A Michigan Court of Claims judge has dismissed a lawsuit challenging the state’s toughest-in-the-nation lead and copper rules that were created in the wake of the Flint water crisis.

The ruling comes the same month the state has started to receive results from new testing procedures required by the lead and copper rules developed under former Gov. Rick Snyder.

In his Friday ruling, Judge Christopher Murray dismissed the challenges to the constitutionality of the law and the justification of the strict rules, noting that the arguments “sound more in the nature of matters that could have — and in fact appear to have been — addressed during the public comment period.”

The argument made by water authorities “sound in the nature of disagreements with the decision reached by (Michigan Department of Environmental Quality), not that MDEQ failed to follow the requisite procedures,” Murray said.

The lawsuit filed by Detroit, Livonia, the Detroit region’s Great Lakes Water Authority and the Oakland County Water Resources commissioner argued the new rules had no “reasoned explanation or justification” and imposed unnecessary costs on water supplies without proper consideration of funding. The rules, they said, also forced water authorities to use public money to replace private lead service lines leading from the curb to the home.

The Great Lakes Water Authority argued any comment on the decision would be premature and said the judge's ruling was not a final order in the case. 

"Earlier this week, the court granted the coalition’s motion to amend the complaint and the case will continue on these added complaint allegations," the authority said in a Friday statement. 

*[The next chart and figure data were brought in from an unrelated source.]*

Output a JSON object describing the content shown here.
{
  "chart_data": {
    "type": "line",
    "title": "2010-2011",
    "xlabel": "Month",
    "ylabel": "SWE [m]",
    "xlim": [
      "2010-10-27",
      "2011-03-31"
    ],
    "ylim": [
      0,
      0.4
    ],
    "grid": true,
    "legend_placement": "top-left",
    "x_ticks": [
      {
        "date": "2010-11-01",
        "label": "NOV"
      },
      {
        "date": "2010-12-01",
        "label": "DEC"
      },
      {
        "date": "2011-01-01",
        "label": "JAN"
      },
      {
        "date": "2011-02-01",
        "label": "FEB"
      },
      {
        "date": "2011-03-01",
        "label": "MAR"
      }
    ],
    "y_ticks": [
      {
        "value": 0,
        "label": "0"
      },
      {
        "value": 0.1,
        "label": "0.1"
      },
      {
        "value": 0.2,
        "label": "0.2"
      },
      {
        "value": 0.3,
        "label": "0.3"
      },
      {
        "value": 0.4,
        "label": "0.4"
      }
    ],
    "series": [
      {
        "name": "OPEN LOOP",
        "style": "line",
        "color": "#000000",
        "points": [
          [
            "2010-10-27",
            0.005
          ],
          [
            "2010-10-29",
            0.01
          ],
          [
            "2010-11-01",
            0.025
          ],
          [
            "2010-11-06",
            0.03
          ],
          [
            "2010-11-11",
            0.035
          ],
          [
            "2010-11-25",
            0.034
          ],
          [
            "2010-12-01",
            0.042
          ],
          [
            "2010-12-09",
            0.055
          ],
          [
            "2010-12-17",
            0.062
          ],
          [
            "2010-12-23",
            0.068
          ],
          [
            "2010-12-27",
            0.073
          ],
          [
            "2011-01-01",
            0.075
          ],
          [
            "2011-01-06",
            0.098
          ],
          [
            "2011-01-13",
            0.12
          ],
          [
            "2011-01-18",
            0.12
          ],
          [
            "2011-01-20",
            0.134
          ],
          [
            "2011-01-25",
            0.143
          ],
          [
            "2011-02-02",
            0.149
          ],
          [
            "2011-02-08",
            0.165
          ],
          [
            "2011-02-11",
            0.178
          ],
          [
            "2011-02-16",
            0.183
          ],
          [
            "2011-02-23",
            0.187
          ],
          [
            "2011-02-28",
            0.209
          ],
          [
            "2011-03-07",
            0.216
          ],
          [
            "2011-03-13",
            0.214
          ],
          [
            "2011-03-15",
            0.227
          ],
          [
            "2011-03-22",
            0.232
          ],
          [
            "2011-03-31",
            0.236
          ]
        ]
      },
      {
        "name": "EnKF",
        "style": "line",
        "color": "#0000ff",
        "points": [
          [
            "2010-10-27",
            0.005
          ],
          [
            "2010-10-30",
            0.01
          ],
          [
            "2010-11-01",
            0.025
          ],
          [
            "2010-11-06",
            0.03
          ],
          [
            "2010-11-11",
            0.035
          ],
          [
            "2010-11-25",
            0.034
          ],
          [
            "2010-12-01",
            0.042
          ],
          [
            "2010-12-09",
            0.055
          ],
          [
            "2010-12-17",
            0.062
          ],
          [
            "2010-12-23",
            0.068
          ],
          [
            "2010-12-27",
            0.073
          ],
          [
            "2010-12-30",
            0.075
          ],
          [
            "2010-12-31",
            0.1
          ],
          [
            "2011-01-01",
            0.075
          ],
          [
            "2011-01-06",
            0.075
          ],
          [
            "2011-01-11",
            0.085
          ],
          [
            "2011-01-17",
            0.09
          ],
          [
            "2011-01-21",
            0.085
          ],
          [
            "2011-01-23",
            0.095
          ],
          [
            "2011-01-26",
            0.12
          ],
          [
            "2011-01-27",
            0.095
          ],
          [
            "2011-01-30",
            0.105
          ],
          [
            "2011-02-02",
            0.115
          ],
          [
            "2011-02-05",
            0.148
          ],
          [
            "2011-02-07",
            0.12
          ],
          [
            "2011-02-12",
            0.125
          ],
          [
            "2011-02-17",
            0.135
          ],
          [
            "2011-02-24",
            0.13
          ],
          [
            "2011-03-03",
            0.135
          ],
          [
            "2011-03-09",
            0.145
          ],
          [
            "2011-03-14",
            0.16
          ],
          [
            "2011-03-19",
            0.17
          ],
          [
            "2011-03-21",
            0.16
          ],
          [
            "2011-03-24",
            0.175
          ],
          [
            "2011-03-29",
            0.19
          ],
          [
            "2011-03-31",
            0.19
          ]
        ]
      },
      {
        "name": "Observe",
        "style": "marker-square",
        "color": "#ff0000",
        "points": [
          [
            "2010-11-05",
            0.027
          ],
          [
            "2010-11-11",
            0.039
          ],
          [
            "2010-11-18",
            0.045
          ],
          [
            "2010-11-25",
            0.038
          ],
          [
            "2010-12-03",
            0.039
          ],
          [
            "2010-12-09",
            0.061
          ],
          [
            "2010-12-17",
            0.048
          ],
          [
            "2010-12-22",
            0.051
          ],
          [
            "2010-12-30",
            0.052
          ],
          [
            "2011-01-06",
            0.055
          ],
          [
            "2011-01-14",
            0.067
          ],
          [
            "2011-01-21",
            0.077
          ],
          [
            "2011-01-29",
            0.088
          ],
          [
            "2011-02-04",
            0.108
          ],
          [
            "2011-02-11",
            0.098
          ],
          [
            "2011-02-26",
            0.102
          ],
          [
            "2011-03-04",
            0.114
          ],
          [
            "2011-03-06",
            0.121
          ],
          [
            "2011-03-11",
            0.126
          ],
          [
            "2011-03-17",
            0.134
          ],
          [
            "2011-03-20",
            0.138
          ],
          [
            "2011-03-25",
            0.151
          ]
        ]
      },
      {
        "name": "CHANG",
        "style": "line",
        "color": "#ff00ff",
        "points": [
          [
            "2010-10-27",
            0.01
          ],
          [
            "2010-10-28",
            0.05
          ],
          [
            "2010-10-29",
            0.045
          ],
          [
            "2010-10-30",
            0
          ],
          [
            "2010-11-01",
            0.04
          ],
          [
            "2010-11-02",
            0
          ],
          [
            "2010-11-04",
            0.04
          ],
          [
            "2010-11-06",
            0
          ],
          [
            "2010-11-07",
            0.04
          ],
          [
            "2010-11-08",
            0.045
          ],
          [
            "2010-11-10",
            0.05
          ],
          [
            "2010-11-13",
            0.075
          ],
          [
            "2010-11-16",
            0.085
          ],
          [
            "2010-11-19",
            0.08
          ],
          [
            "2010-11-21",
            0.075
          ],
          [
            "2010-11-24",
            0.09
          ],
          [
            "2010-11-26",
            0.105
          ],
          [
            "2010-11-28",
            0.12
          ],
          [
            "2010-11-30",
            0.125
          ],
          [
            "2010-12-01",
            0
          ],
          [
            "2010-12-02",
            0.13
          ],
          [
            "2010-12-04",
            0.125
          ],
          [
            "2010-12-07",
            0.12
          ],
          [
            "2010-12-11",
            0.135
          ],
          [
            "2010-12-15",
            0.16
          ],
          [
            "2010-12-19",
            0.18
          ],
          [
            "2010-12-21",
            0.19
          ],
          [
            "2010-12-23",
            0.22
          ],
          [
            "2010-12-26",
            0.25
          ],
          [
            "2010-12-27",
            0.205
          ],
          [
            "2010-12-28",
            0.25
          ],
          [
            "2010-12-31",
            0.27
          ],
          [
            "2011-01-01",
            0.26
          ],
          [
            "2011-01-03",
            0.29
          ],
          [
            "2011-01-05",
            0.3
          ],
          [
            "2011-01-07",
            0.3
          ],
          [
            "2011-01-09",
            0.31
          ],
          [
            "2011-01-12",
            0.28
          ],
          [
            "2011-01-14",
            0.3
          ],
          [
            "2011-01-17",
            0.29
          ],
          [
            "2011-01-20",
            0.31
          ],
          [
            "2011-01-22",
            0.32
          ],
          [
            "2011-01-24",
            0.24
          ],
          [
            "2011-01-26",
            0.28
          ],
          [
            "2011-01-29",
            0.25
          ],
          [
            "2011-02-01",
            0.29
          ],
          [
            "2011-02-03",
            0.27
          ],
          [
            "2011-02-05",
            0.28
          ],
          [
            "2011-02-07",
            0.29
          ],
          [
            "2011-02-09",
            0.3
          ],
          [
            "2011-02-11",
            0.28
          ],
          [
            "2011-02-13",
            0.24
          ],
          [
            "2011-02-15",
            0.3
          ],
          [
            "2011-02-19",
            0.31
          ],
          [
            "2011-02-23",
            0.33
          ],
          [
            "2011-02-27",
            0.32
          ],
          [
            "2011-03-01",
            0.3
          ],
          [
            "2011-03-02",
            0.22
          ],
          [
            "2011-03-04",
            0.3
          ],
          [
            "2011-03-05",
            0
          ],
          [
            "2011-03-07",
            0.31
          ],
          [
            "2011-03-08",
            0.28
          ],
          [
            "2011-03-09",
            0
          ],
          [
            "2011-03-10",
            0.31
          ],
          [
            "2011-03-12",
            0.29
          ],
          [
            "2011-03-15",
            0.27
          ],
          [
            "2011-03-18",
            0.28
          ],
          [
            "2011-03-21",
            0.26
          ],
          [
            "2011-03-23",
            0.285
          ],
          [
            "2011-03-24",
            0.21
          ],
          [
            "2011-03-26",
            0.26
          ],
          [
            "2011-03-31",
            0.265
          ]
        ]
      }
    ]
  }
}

But the Oakland County Water Resources Commission does not plan to appeal the ruling, Commissioner Jim Nash said. The parties to the lawsuit have been working with the state Department of Environment, Great Lakes and Energy, formerly known as the DEQ, to come up with a solution that would protect water authorities from hiking user rates too high or becoming subject to a lawsuit for their work on private lines, he said.

Communities are already working on implementing the rules "as fast as we can," he added.

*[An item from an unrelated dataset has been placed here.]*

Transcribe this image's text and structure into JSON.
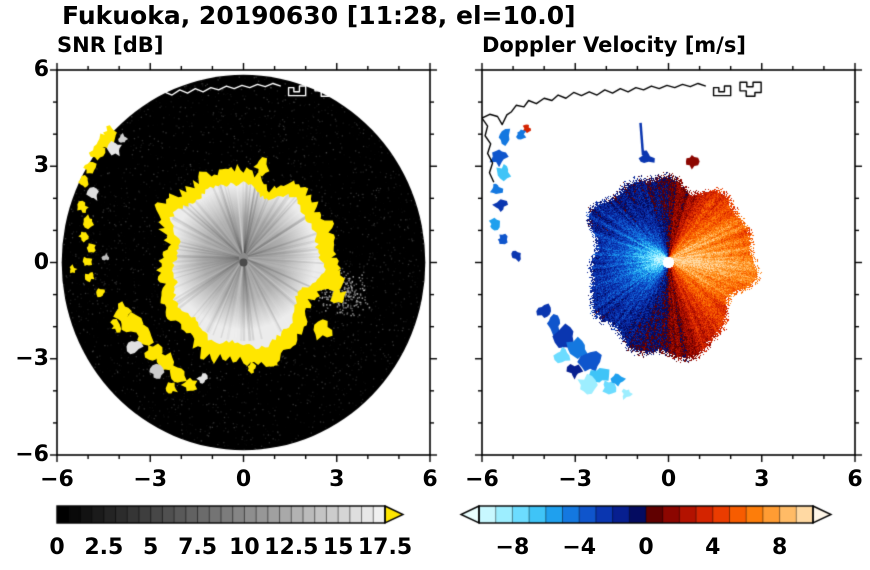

"The whole point of this lawsuit was to get in the door, to sit down with them and talk about the concerns we had," Nash said. "That’s what we accomplished.”

Nash said he hopes Attorney General Dana Nessel will issue an opinion on the constitutionality of the rules to shield municipal water supplies from lawsuits arguing the work on private service lines is unlawful. 

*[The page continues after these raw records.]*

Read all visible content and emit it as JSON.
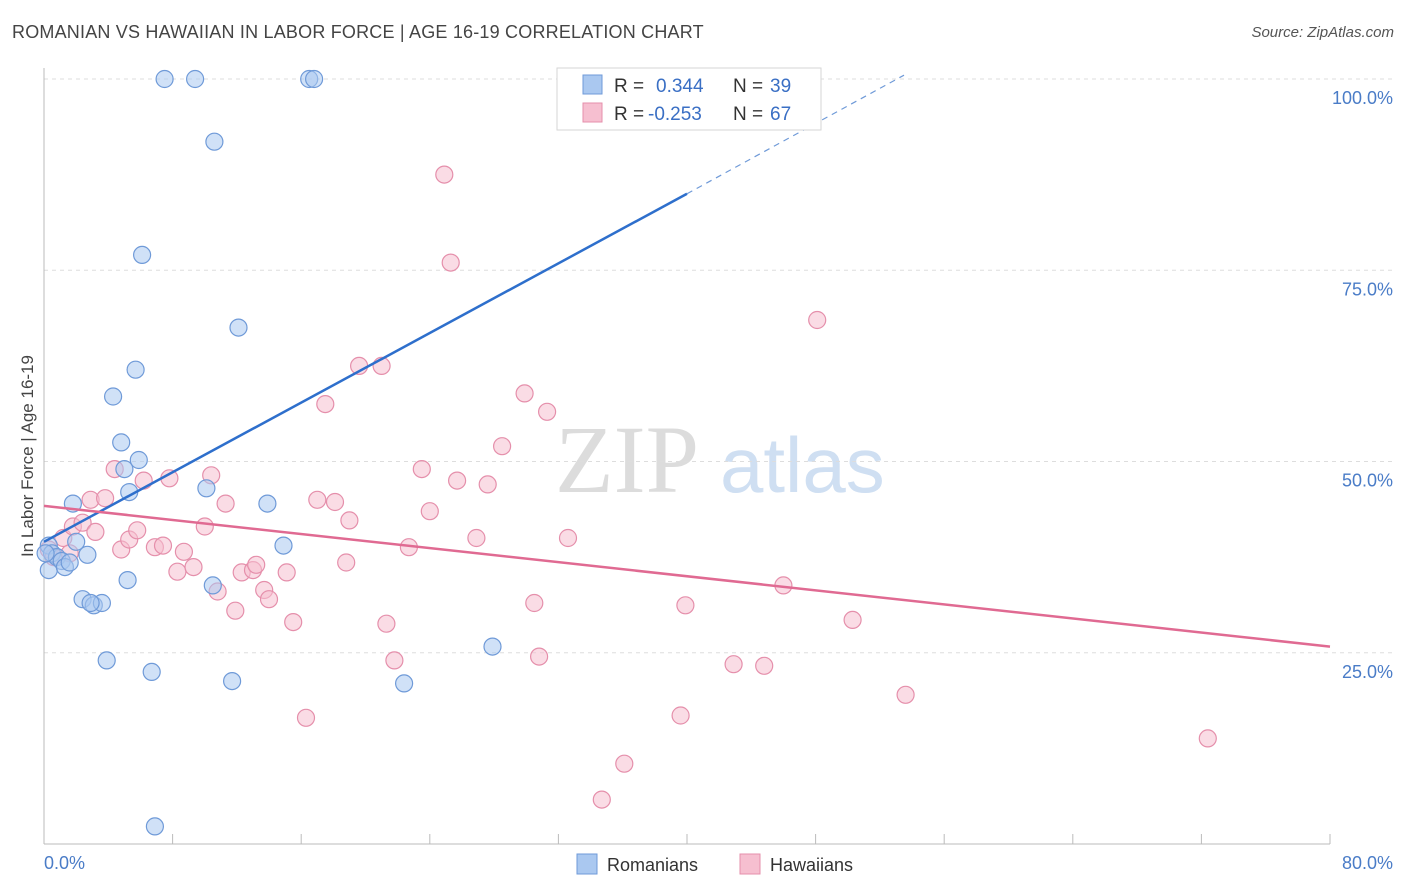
{
  "title": "ROMANIAN VS HAWAIIAN IN LABOR FORCE | AGE 16-19 CORRELATION CHART",
  "source": "Source: ZipAtlas.com",
  "watermark": {
    "zip": "ZIP",
    "atlas": "atlas"
  },
  "legend_top": [
    {
      "r_label": "R =",
      "r_value": "0.344",
      "n_label": "N =",
      "n_value": "39"
    },
    {
      "r_label": "R =",
      "r_value": "-0.253",
      "n_label": "N =",
      "n_value": "67"
    }
  ],
  "legend_bottom": [
    "Romanians",
    "Hawaiians"
  ],
  "colors": {
    "romanians_fill": "#aac8f0",
    "romanians_stroke": "#6f9ad8",
    "romanians_line": "#2e6fcc",
    "hawaiians_fill": "#f6bfd0",
    "hawaiians_stroke": "#e58fab",
    "hawaiians_line": "#e06a92",
    "tick_text": "#4a7cc7",
    "grid": "#dddddd"
  },
  "chart_data": {
    "type": "scatter",
    "title": "ROMANIAN VS HAWAIIAN IN LABOR FORCE | AGE 16-19 CORRELATION CHART",
    "xlabel": "",
    "ylabel": "In Labor Force | Age 16-19",
    "xlim": [
      0,
      80
    ],
    "ylim": [
      0,
      102
    ],
    "x_tick_labels": [
      "0.0%",
      "80.0%"
    ],
    "y_ticks": [
      25,
      50,
      75,
      100
    ],
    "y_tick_labels": [
      "25.0%",
      "50.0%",
      "75.0%",
      "100.0%"
    ],
    "grid": true,
    "legend_placement": "top-center",
    "series": [
      {
        "name": "Romanians",
        "R": 0.344,
        "N": 39,
        "trend": {
          "x": [
            0,
            40
          ],
          "y": [
            39.5,
            85.0
          ],
          "dashed_extension_to": [
            53.5,
            100.5
          ]
        },
        "points": [
          [
            0.3,
            39.0
          ],
          [
            0.3,
            35.8
          ],
          [
            0.5,
            38.0
          ],
          [
            0.8,
            37.5
          ],
          [
            1.1,
            37.0
          ],
          [
            1.3,
            36.2
          ],
          [
            1.6,
            36.8
          ],
          [
            1.8,
            44.5
          ],
          [
            2.0,
            39.5
          ],
          [
            2.4,
            32.0
          ],
          [
            2.7,
            37.8
          ],
          [
            3.1,
            31.2
          ],
          [
            3.6,
            31.5
          ],
          [
            3.9,
            24.0
          ],
          [
            4.3,
            58.5
          ],
          [
            4.8,
            52.5
          ],
          [
            5.0,
            49.0
          ],
          [
            5.3,
            46.0
          ],
          [
            5.7,
            62.0
          ],
          [
            5.9,
            50.2
          ],
          [
            6.1,
            77.0
          ],
          [
            6.7,
            22.5
          ],
          [
            6.9,
            2.3
          ],
          [
            7.5,
            100.0
          ],
          [
            9.4,
            100.0
          ],
          [
            10.1,
            46.5
          ],
          [
            10.5,
            33.8
          ],
          [
            10.6,
            91.8
          ],
          [
            11.7,
            21.3
          ],
          [
            12.1,
            67.5
          ],
          [
            13.9,
            44.5
          ],
          [
            14.9,
            39.0
          ],
          [
            16.5,
            100.0
          ],
          [
            16.8,
            100.0
          ],
          [
            22.4,
            21.0
          ],
          [
            27.9,
            25.8
          ],
          [
            0.1,
            38.0
          ],
          [
            2.9,
            31.5
          ],
          [
            5.2,
            34.5
          ]
        ]
      },
      {
        "name": "Hawaiians",
        "R": -0.253,
        "N": 67,
        "trend": {
          "x": [
            0,
            80
          ],
          "y": [
            44.2,
            25.8
          ]
        },
        "points": [
          [
            0.3,
            38.5
          ],
          [
            0.6,
            37.5
          ],
          [
            1.2,
            40.0
          ],
          [
            1.6,
            38.0
          ],
          [
            1.8,
            41.5
          ],
          [
            2.4,
            42.0
          ],
          [
            2.9,
            45.0
          ],
          [
            3.2,
            40.8
          ],
          [
            3.8,
            45.2
          ],
          [
            4.4,
            49.0
          ],
          [
            4.8,
            38.5
          ],
          [
            5.3,
            39.8
          ],
          [
            5.8,
            41.0
          ],
          [
            6.2,
            47.5
          ],
          [
            6.9,
            38.8
          ],
          [
            7.4,
            39.0
          ],
          [
            7.8,
            47.8
          ],
          [
            8.3,
            35.6
          ],
          [
            8.7,
            38.2
          ],
          [
            9.3,
            36.2
          ],
          [
            10.0,
            41.5
          ],
          [
            10.4,
            48.2
          ],
          [
            10.8,
            33.0
          ],
          [
            11.3,
            44.5
          ],
          [
            11.9,
            30.5
          ],
          [
            12.3,
            35.5
          ],
          [
            13.0,
            35.8
          ],
          [
            13.2,
            36.5
          ],
          [
            13.7,
            33.2
          ],
          [
            14.0,
            32.0
          ],
          [
            15.1,
            35.5
          ],
          [
            15.5,
            29.0
          ],
          [
            16.3,
            16.5
          ],
          [
            17.0,
            45.0
          ],
          [
            17.5,
            57.5
          ],
          [
            18.1,
            44.7
          ],
          [
            18.8,
            36.8
          ],
          [
            19.0,
            42.3
          ],
          [
            19.6,
            62.5
          ],
          [
            21.0,
            62.5
          ],
          [
            21.3,
            28.8
          ],
          [
            21.8,
            24.0
          ],
          [
            22.7,
            38.8
          ],
          [
            23.5,
            49.0
          ],
          [
            24.0,
            43.5
          ],
          [
            24.9,
            87.5
          ],
          [
            25.3,
            76.0
          ],
          [
            25.7,
            47.5
          ],
          [
            26.9,
            40.0
          ],
          [
            27.6,
            47.0
          ],
          [
            28.5,
            52.0
          ],
          [
            29.9,
            58.9
          ],
          [
            30.5,
            31.5
          ],
          [
            30.8,
            24.5
          ],
          [
            31.3,
            56.5
          ],
          [
            32.6,
            40.0
          ],
          [
            34.7,
            5.8
          ],
          [
            36.1,
            10.5
          ],
          [
            39.6,
            16.8
          ],
          [
            39.9,
            31.2
          ],
          [
            42.9,
            23.5
          ],
          [
            44.8,
            23.3
          ],
          [
            46.0,
            33.8
          ],
          [
            48.1,
            68.5
          ],
          [
            50.3,
            29.3
          ],
          [
            53.6,
            19.5
          ],
          [
            72.4,
            13.8
          ]
        ]
      }
    ]
  }
}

"The local communities should not be the one to pay for these legal costs for a state rule," Nash said. 

An EGLE spokesman Friday said the agency would continue to work "with community water systems around the state to see that lead service lines are replaced and the risks of lead exposure to vulnerable populations like children are reduced."

Snyder created the new lead rules in response to the Flint lead-contaminated water crisis. They will lower the state action level for lead to 12 parts per billion by 2025, down from the federal standard of 15 ppb. It also directs communities to locate, prioritize and replace all lead service lines by 2040.

Some communities called the rule an unfunded mandate that will cost more than $2 billion over the next two decades, even as cities, villages and townships struggle to fund other local water infrastructure improvements.

Michigan Gov. Gretchen Whitmer earlier this month warned residents that some results from the new testing method may come back higher than past tests. That increase, she warned, didn't necessarily reflect higher lead levels, but a new testing procedure that requires samples from the first and fifth liters of water taken from a faucet.

In his decision, Murray said the state did give an appropriate justification for the lead and copper rules and attempted to estimate costs based on the Lansing Board of Water and Light’s experience replacing the city’s lead service lines.

Murray said the water suppliers’ complaints regarding the rule-making process appear to reflect discontent with the eventual rules that were implemented, more than a flawed procedure to arrive at the rules.

Further, Murray said, there are no rules that prohibit the state from working on mixed public and private service lines.

"...Nothing prevents the water supply — as it freely acknowledges — from spreading out replacement costs and imposing the costs system-wide, on all users of the water supply," the judge wrote. "In this scenario, the service lines are not given away for free."

The supplemental budget approved by lawmakers earlier this month includes $3 million to help residents and local communities prepare for the new lead rules. Whitmer’s budget proposal for the next fiscal year includes $120 million for lead service line replacement and $60 million for hydration stations in schools. 

The Michigan Senate, by contrast, proposed an additional $25 million for Lead and Copper Rule implementation in fiscal year 2020. The House did not include the funding in its budget.